With the upcoming “Knights Landing” chip from Intel, the company is not only creating a follow-on motor for its Xeon Phi coprocessors, which are used as accelerators in conjunction with X86 processors inside servers. The company is also creating a standalone version that plugs into its own socket and is a compute engine in its own right. So it is perhaps only fitting that the Knights Landing processor – or rather a system that will eventually have that chip – was sighted at the Open Compute Summit in San Jose this week.
While talking about Intel’s various contributions to the Open Compute Project, the open source hardware effort that was started by Facebook and friends four years ago, Jason Waxman, general manager of the Cloud Platforms Group at Intel, flashed up this chart:
This is the first time that Intel has talked publicly about the motherboard it was designing for the Knights Landing processor, and it also mentions some feeds and speeds of the board (more on that in a minute) and that Intel is working with HPC specialist and Open Compute supplier Penguin Computing to deliver the first Open Compute node using the third generation Xeon Phi chip.
“There are a number of companies within the Open Compute community that want to do scientific research and high performance computing, but the form factors and the density can be quite challenging,” Waxman explained in his presentation. “We took that problem head on and we have worked with the community to take a new board – called Adams Pass, and this is a spec that we will also be opening up to the community – that will be a half width board supporting the next-generation Xeon Phi processor.” The Xeon Phi is expected in the second half of 2015 and is expected to have more than 60 of Intel’s “Silvermont” Atom cores, tweaked for HPC work, and delivering more than 3 teraflops of peak double precision floating point oomph. “You can actually get 10 gigaflops per watt out of this spec and motherboard design, and it is about 25 percent more efficient than an add-in card solution.”

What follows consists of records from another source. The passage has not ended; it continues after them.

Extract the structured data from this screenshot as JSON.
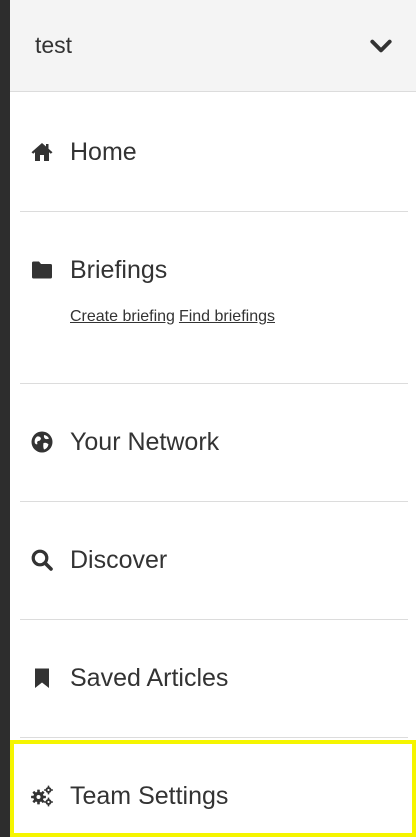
{
  "team_selector": {
    "value": "test",
    "icon": "chevron-down-icon"
  },
  "nav": {
    "home": {
      "label": "Home",
      "icon": "home-icon"
    },
    "briefings": {
      "label": "Briefings",
      "icon": "folder-icon",
      "links": {
        "create": "Create briefing",
        "find": "Find briefings"
      }
    },
    "network": {
      "label": "Your Network",
      "icon": "globe-icon"
    },
    "discover": {
      "label": "Discover",
      "icon": "search-icon"
    },
    "saved": {
      "label": "Saved Articles",
      "icon": "bookmark-icon"
    },
    "team_settings": {
      "label": "Team Settings",
      "icon": "gears-icon",
      "highlighted": true
    }
  },
  "colors": {
    "background": "#2d2d2d",
    "panel": "#ffffff",
    "text": "#333333",
    "highlight": "#f5f500"
  }
}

This stands to reason, considering that you do not have to have a CPU in the mix running the applications along with the Xeon Phi – provided, of course, that the applications can be squeezed down to run on the cores in the Xeon Phi. Considering the very high compute capacity and memory bandwidth that the Knights Landing Xeon Phi processor will deliver, you can bet that more than a few companies doing modeling and simulation and other traditional HPC workloads will be looking at how they might adopt Knights Landing. You can also bet that any workload that would benefit from lots of threads and lots of memory bandwidth – data analytics in its myriad forms of streaming and static data – could also find a use with the Xeon Phi.

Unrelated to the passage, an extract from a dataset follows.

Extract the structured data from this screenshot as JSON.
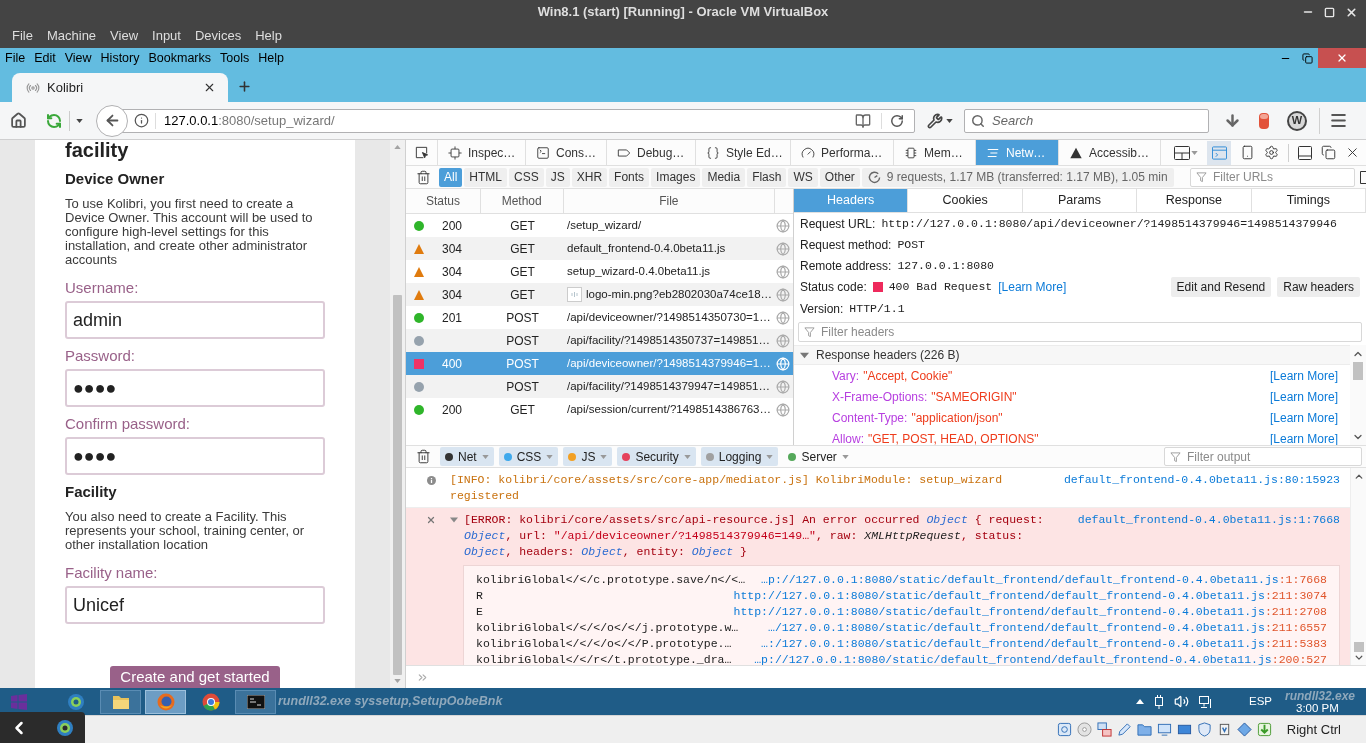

It is helpful to review what we know about the Knights Landing processor and then show how this chart tells us a little more about what is going on with the future Xeon Phi processor. Here is the chat Intel showed at last year’s ISC14 supercomputing conference:
The core used in the Knights Landing chip is a variant of the Silvermont core used in the “Avoton” C2000 series of Atom processors that were created by Intel to be used in system-on-chip designs aimed at server, storage, and network devices. Publicly, all that Intel has said is that the Knights Landing chip will have “more than 60 cores,” with the current “Knights Corner” Xeon Phi chip having a maximum of 61 modified Pentium 54C. The rumor mill has suggested that Intel can do as many as 72 cores on the Knights Landing die with the shrink to 14 nanometers, but Intel has never confirmed that. What is more important than the core count is that the chips will support 512-bit AVX math units and deliver three times the floating point performance as their Knights Corner predecessor.
A lot of that would seem to be coming from the “near memory” that Intel is welding onto the Knights Landing chip package. This memory is being created in conjunction with Intel partner Micron Technology, and it is based on the Hybrid Memory Cube (HMC) Gen2 stack memory that the two have been collaborating to create for several years. As the chart above shows, the HMC memory has five times the power efficiency as the GDDR5 graphics memory currently used on accelerators like the Xeon Phi coprocessors and GPU accelerators from Nvidia and AMD and five times the bandwidth of DDR4 memory used in the latest generations of Xeon servers. Intel plans to have up to 16 GB of this HMC near memory on the Knights Landing chip when it launches.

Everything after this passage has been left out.